115.  As to the burden of proof in this sphere, the Court has established that once the applicant has shown a difference in treatment, it is for the Government to show that it was justified (see, among other authorities, Chassagnou and Others v. France [GC], nos. 25088/94, 28331/95 and 28443/95, §§ 91-92, ECHR 1999-III; and Timishev, cited above, § 57).

116.  As regards the question of what constitutes prima facie evidence capable of shifting the burden of proof on to the respondent State, the Court stated in Nachova and Others v. Bulgaria that in proceedings before it there are no procedural barriers to the admissibility of evidence or pre-determined formulae for its assessment. The Court adopts the conclusions that are, in its view, supported by the free evaluation of all evidence, including such inferences as may flow from the facts and the parties' submissions. According to its established case-law, proof may follow from the coexistence of sufficiently strong, clear and concordant inferences or of similar unrebutted presumptions of fact. Moreover, the level of persuasion necessary for reaching a particular conclusion and, in this connection, the distribution of the burden of proof are intrinsically linked to the specificity of the facts, the nature of the allegation made and the Convention right at stake.

117.  Turning to the facts of the present case, the Court considers that whilst Lt. F.'s conduct during the applicant's detention calls for serious criticism, that behaviour is of itself an insufficient basis for concluding that his conduct was racially motivated.
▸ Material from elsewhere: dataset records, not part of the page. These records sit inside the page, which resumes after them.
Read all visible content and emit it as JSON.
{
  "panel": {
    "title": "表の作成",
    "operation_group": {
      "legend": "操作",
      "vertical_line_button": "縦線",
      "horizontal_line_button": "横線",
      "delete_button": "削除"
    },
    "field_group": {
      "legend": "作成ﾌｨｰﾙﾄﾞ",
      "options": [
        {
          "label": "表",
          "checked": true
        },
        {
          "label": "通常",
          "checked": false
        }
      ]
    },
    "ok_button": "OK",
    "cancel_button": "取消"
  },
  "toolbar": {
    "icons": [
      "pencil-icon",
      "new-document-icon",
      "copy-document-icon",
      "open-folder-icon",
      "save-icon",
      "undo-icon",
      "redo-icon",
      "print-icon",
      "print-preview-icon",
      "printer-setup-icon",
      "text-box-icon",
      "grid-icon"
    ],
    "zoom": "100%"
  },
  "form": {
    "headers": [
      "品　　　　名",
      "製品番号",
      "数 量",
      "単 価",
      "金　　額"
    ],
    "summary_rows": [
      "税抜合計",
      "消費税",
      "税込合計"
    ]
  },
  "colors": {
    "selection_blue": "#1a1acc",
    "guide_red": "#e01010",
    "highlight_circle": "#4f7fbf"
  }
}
Further, in so far as the applicant has relied on general information about police abuse of Roma in Slovakia, the Court cannot lose sight of the fact that its sole concern is to ascertain whether in the case at hand the treatment inflicted on the applicants was motivated by racism (see Nachova and Others v. Bulgaria, cited above, § 155). Lastly, the Court does not consider that the failure of the authorities to carry out an effective investigation into the alleged racist motive for the incident should shift the burden of proof to the respondent Government with regard to the alleged violation of Article 14 in conjunction with the substantive aspect of Article 2 of the Convention. The question of the authorities' compliance with their procedural obligation under Article 14 is a separate issue, to which the Court will revert below (see Nachova and Others v. Bulgaria, cited above, § 157).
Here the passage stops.